2-bis. Il finanziatore comunica al consumatore, su supporto cartaceo o altro support o durevole, qualsiasi modifica delle condizioni contrattuali del contratto di credito prima che la stessa abbia effetto. La comunicazione illustra chiaramente il contenuto della modifica, i tempi previsti per la sua applicazione, le procedure di reclamo disponibili per il consumatore e i relativi termini. La comunicazione menziona altresì la facoltà di inviare un esposto alla Banca d'Italia e i relativi recapiti(3).

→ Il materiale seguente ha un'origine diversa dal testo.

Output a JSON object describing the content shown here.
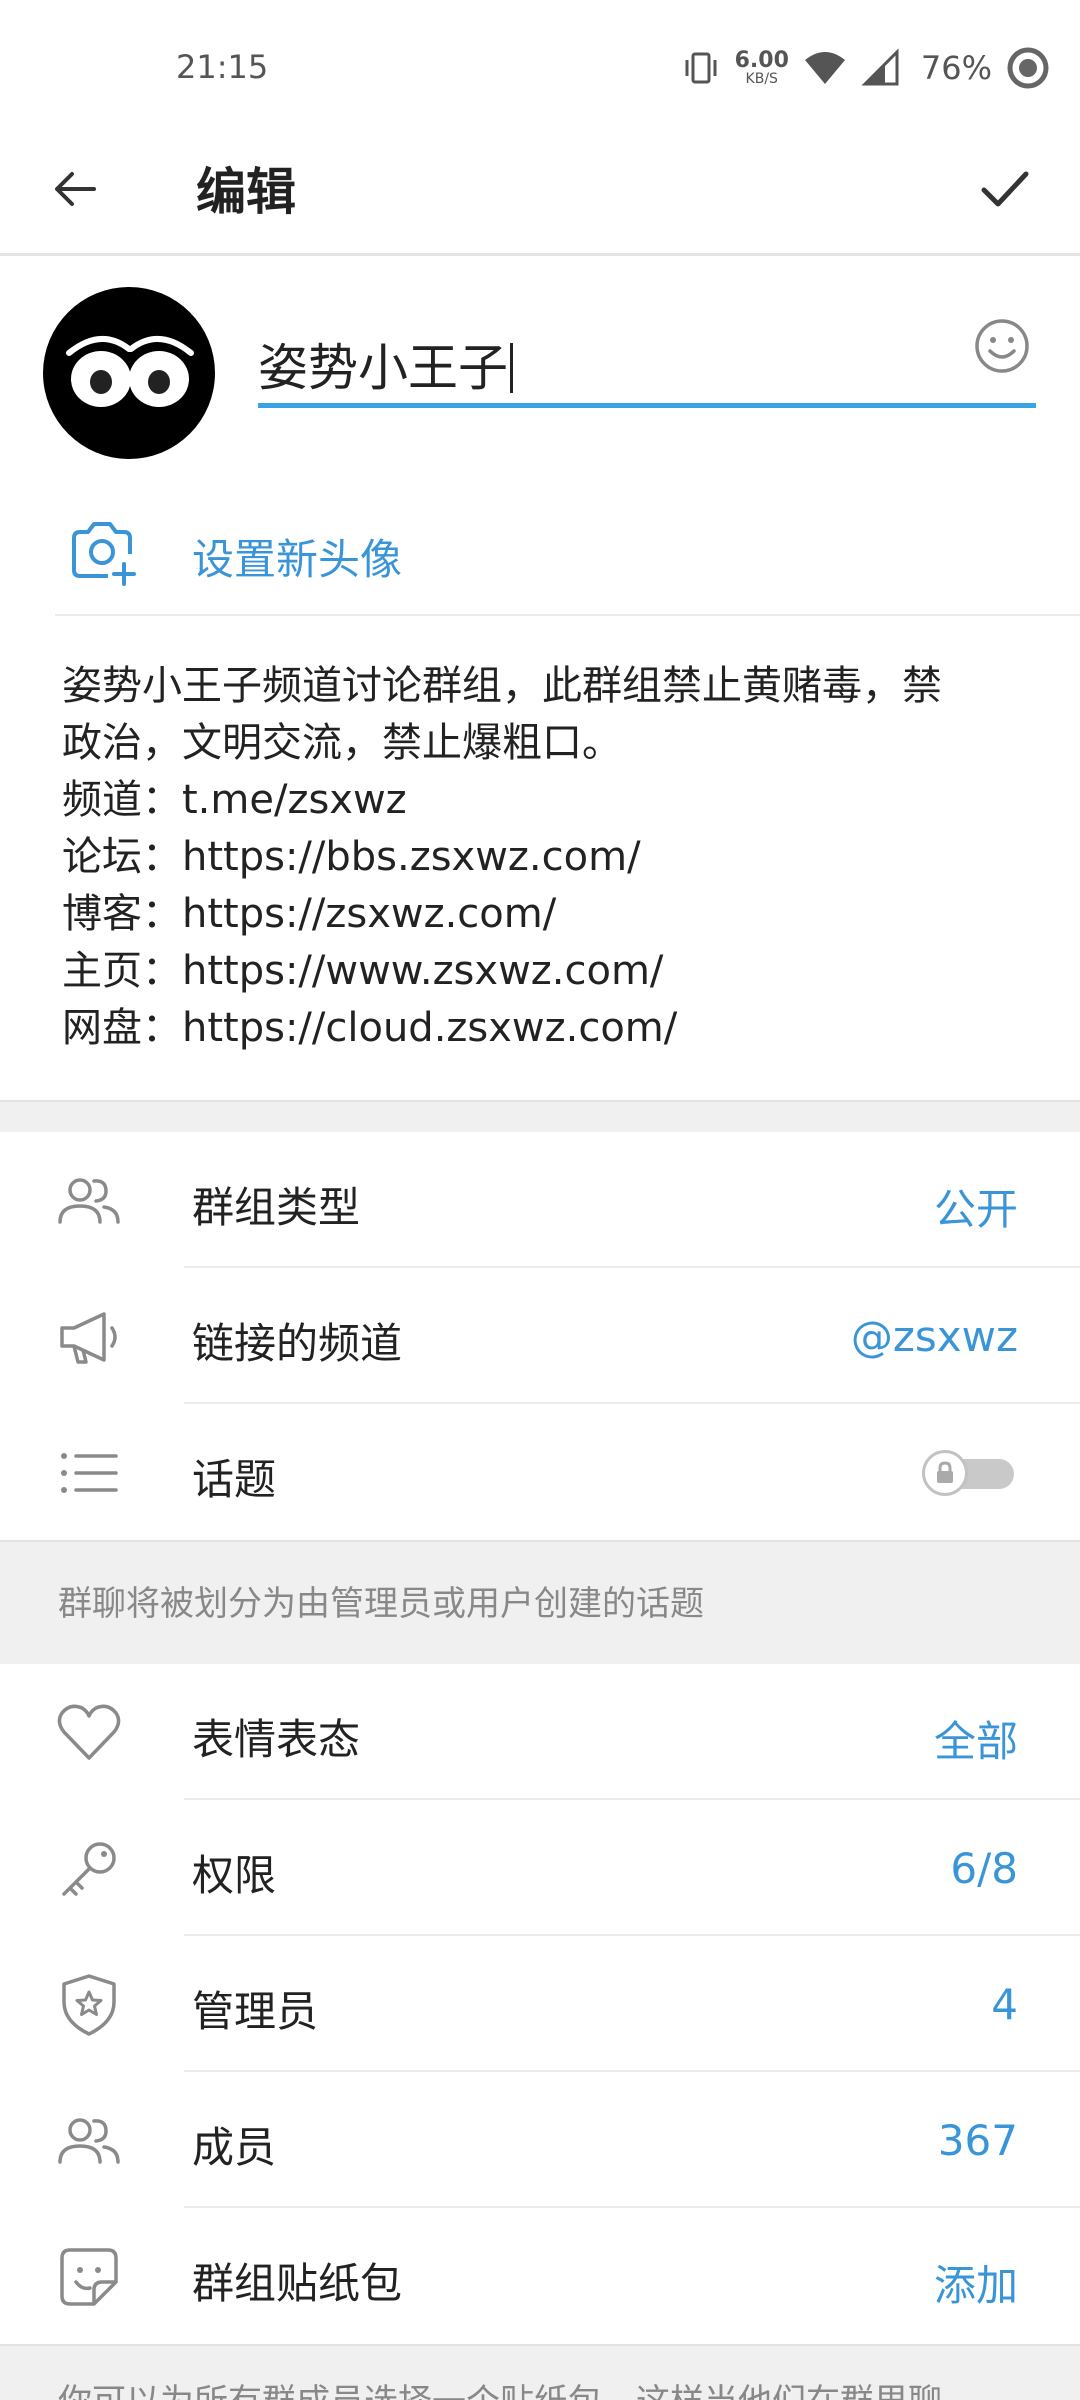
{
  "status_bar": {
    "time": "21:15",
    "net_speed_value": "6.00",
    "net_speed_unit": "KB/S",
    "battery": "76%"
  },
  "app_bar": {
    "title": "编辑",
    "back_icon": "arrow-left-icon",
    "done_icon": "checkmark-icon"
  },
  "profile": {
    "name_value": "姿势小王子",
    "set_photo_label": "设置新头像",
    "description": "姿势小王子频道讨论群组，此群组禁止黄赌毒，禁\n政治，文明交流，禁止爆粗口。\n频道：t.me/zsxwz\n论坛：https://bbs.zsxwz.com/\n博客：https://zsxwz.com/\n主页：https://www.zsxwz.com/\n网盘：https://cloud.zsxwz.com/"
  },
  "settings_group1": [
    {
      "icon": "users-icon",
      "label": "群组类型",
      "value": "公开"
    },
    {
      "icon": "megaphone-icon",
      "label": "链接的频道",
      "value": "@zsxwz"
    },
    {
      "icon": "list-icon",
      "label": "话题",
      "toggle_locked": true,
      "toggle_on": false
    }
  ],
  "hint1": "群聊将被划分为由管理员或用户创建的话题",
  "settings_group2": [
    {
      "icon": "heart-icon",
      "label": "表情表态",
      "value": "全部"
    },
    {
      "icon": "key-icon",
      "label": "权限",
      "value": "6/8"
    },
    {
      "icon": "shield-star-icon",
      "label": "管理员",
      "value": "4"
    },
    {
      "icon": "users-icon",
      "label": "成员",
      "value": "367"
    },
    {
      "icon": "sticker-icon",
      "label": "群组贴纸包",
      "value": "添加"
    }
  ],
  "hint2": "你可以为所有群成员选择一个贴纸包，这样当他们在群里聊",
  "colors": {
    "accent": "#3a95d8",
    "underline": "#3aa3e3",
    "icon_gray": "#8a8a8a",
    "section_bg": "#f0f0f0"
  }
}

2-ter. Alle modifiche unilaterali delle condizioni contrattuali si applica l'articolo 118 e la relativa comunicazione al consumatore è integrata con le informazioni di cui al comma 2-bis(3).
Note
(1)
Tale comma è stata modificato dall'art. 11-octies, comma 1, lettera b), del D.L. 25 maggio 2021, n. 73, convertito, con modificazioni, con la L. 23 luglio 2021, n. 106.
(2)
Il comma 1 è stato modificato dall'art. 3, comma 1, lettera b) del D. Lgs. 7 dicembre 2023, n. 207.
(3)
L'art. 1, comma 1, lettera b) del D.Lgs. 30 luglio 2024, n. 116 ha disposto la modifica del comma 1 e l'introduzione dei commi 2-bis e 2-ter. Il D.Lgs. 30 luglio 2024, n. 116, ha disposto (con l'art. 3, comma 7) che le presenti modifiche si applicano a partire dalla data di entrata in vigore delle disposizioni di attuazione della Banca d'Italia di cui al comma 1 e con riferimento alle operazioni di acquisto di crediti in sofferenza effettuate a partire da tale data. Le disposizioni del presente decreto che modificano il titolo VI, capi I-bis e II, del decreto legislativo 1° settembre 1993, n. 385, si applicano ai contratti di credito immobiliare ai consumatori e di credito ai consumatori stipulati a partire dalla medesima data.
(4)
Il comma 1-bis è stato introdotto dall'art. 1, comma 1, lettera d) del D.Lgs. 31 dicembre 2025, n. 212. Il D.Lgs. 31 dicembre 2025, n. 212 ha disposto (con l'art. 6, comma 2) che "Fatto salvo quanto previsto dall'articolo 4, comma 2, i finanziatori e gli intermediari del credito si adeguano alle disposizioni del presente decreto entro il 20 novembre 2026 ovvero, se successivo, entro il termine di novanta giorni dalla data di entrata in vigore delle disposizioni di attuazione dell'articolo 1 adottate dalla Banca d'Italia. Ai contratti di credito ai consumatori stipulati prima della scadenza di tale termine continuano ad applicarsi le pertinenti disposizioni del testo unico delle leggi in materia bancaria e creditizia, di cui al decreto legislativo 1° settembre 1993, n. 385, vigenti alla data di entrata in vigore del presente decreto, e le relative disposizioni di attuazione emanate dalle autorità creditizie". Ha inoltre disposto (con l'art. 6, comma 3) che "In deroga al comma 2, ai contratti di credito ai consumatori a tempo indeterminato stipulati prima della scadenza del termine di cui al medesimo comma 2 e ancora in essere a tale data si applicano le disposizioni indicate all'articolo 47, terzo comma, della direttiva (UE) 2023/2225 del Parlamento europeo e del Consiglio, del 18 ottobre 2023, secondo le modalità stabilite dalle disposizioni di attuazione dell'articolo 1 adottate dalla Banca d'Italia".